刑務所に入れられたからこそ、そんな心境にたどり着けたように思った。
ひどく印象的だった今夜の徳さんの話にしても、ここに居なければけっして聞けなかったものなのだ。
そう考えると、まるで天の配剤ででもあったように思えて勇気が湧いてくるのだった。
それからもう一つ――。
娑婆――に戻ったら、時間の空いている時を使って、徳さんが見たという謎の美女についても調べてみたいとも思っていた。
手がかりとなるのは相手の男の子の着ていた制服の方。
チャカが言っていたように、私立中学の制服は特徴があるから、そこから学校名を割り出すことができるかもしれなかった。

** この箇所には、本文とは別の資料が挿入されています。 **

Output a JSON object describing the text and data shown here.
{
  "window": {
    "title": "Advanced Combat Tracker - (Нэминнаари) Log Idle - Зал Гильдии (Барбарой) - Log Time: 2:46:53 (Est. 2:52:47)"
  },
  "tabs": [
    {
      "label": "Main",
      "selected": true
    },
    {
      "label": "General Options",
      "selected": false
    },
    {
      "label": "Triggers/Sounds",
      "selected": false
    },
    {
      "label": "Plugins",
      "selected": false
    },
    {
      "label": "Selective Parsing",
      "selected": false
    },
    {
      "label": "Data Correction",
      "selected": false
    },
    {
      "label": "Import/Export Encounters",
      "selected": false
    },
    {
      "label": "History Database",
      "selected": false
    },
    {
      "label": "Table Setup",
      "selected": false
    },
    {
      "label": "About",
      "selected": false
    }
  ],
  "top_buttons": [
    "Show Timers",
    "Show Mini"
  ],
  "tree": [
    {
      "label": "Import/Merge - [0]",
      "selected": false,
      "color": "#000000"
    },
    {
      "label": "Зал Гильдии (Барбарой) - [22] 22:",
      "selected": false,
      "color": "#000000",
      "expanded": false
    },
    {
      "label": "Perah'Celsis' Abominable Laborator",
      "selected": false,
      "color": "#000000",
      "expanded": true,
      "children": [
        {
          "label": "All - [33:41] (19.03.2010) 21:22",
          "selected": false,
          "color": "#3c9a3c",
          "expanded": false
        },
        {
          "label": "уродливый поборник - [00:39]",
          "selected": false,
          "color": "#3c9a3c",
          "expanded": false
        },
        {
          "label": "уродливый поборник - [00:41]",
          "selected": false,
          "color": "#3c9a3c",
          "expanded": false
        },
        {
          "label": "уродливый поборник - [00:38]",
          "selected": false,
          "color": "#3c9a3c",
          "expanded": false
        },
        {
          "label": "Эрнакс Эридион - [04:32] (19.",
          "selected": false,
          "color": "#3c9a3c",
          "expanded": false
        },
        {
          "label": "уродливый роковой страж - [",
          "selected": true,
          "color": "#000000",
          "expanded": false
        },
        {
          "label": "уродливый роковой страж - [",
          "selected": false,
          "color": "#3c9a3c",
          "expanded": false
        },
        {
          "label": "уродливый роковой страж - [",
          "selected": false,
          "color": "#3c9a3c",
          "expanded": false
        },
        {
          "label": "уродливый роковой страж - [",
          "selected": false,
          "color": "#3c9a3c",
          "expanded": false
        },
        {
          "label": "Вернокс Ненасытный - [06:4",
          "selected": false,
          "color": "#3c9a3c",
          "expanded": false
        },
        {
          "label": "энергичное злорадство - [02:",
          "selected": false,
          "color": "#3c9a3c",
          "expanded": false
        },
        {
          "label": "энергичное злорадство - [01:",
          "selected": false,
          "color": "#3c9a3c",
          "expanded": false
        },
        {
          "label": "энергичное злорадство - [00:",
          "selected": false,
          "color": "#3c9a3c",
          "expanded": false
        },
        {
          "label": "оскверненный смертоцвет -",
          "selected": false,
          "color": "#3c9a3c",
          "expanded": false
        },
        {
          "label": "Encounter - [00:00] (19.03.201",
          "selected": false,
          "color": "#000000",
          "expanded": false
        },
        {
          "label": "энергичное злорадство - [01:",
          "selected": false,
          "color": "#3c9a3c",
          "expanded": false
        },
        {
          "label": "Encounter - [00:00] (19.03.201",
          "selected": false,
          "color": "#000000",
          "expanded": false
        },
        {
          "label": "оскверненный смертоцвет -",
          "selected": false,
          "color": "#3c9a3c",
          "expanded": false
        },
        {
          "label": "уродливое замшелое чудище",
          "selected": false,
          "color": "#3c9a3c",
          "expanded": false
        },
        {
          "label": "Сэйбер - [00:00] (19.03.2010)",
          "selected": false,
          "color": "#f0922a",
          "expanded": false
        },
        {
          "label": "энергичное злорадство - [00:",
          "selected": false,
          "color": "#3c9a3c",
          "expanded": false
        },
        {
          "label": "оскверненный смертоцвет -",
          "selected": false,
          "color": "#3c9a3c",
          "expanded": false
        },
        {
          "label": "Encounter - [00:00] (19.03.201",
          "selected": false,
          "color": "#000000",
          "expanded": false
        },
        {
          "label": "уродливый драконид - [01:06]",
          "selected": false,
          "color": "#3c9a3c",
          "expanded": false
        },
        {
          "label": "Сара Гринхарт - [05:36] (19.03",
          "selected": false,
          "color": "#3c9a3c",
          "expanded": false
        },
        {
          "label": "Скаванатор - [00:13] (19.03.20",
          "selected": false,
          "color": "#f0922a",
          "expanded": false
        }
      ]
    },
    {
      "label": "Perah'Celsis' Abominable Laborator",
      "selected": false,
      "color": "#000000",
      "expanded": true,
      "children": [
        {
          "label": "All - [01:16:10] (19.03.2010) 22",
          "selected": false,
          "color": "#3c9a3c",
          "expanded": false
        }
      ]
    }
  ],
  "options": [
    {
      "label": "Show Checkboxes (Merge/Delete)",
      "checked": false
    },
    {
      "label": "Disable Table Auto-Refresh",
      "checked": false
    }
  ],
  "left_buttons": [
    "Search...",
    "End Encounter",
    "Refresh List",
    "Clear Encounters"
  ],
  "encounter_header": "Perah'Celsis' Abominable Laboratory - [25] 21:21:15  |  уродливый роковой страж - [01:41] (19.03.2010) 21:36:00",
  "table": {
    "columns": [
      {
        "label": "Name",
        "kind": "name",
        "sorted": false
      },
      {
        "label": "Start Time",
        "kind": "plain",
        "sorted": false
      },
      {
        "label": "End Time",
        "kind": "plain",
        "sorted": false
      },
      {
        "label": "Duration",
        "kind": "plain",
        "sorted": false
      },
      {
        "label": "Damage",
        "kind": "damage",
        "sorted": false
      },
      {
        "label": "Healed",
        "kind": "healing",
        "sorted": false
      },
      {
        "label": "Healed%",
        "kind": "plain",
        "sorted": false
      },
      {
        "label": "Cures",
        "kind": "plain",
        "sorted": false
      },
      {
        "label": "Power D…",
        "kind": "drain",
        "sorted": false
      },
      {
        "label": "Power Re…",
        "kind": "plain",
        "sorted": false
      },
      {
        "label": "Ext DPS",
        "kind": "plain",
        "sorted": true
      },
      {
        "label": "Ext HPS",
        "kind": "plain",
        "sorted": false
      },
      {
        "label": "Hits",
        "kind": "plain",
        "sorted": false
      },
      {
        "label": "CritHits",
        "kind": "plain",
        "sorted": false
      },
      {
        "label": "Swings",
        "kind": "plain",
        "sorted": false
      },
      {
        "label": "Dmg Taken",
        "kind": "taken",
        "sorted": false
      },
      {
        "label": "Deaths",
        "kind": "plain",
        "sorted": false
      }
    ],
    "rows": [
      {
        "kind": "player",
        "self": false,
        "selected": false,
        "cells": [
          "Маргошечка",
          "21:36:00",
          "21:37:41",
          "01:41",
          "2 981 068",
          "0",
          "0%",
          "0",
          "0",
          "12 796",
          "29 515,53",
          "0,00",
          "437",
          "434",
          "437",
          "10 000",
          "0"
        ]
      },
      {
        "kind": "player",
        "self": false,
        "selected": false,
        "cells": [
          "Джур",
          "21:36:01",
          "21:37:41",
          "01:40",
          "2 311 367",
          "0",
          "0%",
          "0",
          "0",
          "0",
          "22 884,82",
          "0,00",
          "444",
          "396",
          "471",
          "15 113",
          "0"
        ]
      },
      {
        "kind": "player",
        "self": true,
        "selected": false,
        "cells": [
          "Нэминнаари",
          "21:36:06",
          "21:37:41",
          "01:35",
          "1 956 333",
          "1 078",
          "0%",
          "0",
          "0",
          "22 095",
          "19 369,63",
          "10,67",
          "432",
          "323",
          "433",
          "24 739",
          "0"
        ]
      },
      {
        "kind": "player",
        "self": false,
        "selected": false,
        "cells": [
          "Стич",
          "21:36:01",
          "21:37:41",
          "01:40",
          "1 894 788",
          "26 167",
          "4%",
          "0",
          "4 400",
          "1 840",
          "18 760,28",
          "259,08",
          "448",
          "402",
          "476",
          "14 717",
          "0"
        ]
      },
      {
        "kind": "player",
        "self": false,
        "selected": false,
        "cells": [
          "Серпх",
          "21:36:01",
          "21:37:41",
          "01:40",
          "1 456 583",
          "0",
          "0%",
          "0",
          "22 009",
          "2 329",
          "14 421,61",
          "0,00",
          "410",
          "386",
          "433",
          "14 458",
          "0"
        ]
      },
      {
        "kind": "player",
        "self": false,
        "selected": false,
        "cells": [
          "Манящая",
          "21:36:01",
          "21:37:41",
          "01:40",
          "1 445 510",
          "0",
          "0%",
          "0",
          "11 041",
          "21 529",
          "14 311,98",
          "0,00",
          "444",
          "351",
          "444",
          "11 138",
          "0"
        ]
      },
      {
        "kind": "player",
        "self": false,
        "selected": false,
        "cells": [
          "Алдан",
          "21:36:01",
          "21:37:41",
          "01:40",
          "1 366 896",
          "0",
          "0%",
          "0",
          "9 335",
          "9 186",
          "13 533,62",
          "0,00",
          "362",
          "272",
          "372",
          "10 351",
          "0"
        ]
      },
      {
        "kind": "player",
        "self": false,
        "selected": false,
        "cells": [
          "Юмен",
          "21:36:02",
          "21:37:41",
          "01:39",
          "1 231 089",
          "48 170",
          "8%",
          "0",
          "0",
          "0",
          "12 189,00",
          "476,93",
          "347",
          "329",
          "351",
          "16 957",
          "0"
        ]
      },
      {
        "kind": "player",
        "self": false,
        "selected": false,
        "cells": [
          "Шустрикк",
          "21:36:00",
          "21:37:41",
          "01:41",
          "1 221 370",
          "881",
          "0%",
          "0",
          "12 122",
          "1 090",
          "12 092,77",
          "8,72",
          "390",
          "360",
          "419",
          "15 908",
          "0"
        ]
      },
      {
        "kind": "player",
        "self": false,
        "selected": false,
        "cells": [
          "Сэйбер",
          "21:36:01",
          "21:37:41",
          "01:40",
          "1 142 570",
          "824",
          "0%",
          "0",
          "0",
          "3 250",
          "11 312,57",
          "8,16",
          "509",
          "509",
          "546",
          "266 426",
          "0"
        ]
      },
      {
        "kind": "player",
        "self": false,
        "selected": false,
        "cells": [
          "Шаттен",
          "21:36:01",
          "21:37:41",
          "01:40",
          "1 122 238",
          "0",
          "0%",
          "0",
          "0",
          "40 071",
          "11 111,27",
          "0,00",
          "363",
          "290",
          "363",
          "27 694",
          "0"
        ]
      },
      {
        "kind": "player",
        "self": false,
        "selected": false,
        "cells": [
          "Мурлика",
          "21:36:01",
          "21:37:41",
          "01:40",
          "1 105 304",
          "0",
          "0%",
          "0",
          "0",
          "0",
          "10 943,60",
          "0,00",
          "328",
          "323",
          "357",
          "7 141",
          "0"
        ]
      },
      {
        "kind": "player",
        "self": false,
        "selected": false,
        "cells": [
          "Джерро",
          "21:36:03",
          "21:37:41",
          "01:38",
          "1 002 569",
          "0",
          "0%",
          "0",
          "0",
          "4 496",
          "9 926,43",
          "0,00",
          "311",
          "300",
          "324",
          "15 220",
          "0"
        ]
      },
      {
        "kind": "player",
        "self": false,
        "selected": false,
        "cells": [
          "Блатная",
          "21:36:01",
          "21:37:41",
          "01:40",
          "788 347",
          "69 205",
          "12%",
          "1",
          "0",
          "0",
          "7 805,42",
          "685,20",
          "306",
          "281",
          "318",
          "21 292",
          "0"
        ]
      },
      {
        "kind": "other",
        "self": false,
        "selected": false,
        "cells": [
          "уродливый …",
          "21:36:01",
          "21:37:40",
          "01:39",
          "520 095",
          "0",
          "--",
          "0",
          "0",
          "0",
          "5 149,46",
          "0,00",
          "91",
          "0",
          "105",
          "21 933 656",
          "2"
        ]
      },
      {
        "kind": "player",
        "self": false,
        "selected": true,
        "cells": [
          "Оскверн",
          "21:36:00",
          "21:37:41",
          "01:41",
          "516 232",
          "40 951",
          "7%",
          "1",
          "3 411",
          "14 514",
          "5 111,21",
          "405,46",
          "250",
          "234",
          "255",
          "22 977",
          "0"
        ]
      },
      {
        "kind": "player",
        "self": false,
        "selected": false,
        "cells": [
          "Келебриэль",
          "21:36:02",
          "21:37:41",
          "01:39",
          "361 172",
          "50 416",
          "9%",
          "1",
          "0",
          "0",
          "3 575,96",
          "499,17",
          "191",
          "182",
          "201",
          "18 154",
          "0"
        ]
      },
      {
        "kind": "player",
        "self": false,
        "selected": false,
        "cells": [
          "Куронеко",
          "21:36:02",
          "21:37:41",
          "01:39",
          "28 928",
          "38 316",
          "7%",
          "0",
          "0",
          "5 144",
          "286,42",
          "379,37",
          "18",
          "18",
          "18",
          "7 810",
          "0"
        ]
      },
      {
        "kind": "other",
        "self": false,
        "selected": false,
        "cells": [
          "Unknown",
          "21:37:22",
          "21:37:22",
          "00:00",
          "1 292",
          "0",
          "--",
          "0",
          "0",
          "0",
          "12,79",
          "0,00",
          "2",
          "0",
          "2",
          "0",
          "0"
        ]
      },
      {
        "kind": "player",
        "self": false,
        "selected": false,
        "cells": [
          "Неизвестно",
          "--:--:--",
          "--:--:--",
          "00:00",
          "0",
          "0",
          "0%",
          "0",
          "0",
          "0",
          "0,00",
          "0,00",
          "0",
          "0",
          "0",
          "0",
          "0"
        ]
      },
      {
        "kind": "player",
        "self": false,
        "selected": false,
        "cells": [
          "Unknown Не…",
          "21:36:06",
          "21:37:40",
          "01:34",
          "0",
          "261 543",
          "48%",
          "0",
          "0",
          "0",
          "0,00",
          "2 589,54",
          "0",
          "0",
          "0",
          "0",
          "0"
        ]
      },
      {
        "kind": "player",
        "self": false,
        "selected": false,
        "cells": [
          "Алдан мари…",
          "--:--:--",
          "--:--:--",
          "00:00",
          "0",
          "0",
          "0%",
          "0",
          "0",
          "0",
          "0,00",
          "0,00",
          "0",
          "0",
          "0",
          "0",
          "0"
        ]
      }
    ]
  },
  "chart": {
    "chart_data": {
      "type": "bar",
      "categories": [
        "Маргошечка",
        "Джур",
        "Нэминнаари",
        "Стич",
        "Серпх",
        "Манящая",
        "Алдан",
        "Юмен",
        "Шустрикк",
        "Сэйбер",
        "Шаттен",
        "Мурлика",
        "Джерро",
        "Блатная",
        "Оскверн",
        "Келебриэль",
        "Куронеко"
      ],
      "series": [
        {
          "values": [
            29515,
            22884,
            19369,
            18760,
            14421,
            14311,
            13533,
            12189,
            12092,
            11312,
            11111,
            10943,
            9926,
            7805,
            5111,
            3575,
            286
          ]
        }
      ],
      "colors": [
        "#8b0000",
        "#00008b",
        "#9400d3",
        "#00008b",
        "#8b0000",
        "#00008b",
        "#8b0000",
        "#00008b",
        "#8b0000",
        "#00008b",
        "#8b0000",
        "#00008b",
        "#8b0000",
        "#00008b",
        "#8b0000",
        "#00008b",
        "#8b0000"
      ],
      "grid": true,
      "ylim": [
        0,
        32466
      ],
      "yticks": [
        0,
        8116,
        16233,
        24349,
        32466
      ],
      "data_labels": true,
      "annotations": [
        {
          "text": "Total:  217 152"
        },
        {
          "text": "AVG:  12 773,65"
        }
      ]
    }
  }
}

それに、二十年前に金髪の女教師を抱えていた学校はそんなに多くはなかったはずだから、そちらからも網をかければ、案外、簡単にたどり着けるかもしれない。
実在するのならば――。
ただ、実在しようとしまいと、それはもはやそれほど大きな問題などではないのかもしれなかった。
彼女たちの存在があたかも人生における灯台のようで、そちらに向かって舵を切って行けば、きっと目的の地にたどり着けそうな、そんな気がしているからだ。
まずは早速、明日から下調べを始めるとしようか。
ビジネスをスタートするとしたら、学んでおかなければならない事が山のようにあった。
なんか面白いことになってきたぞ――。
浩平は布団の中で一人、ほくそ笑むのだった。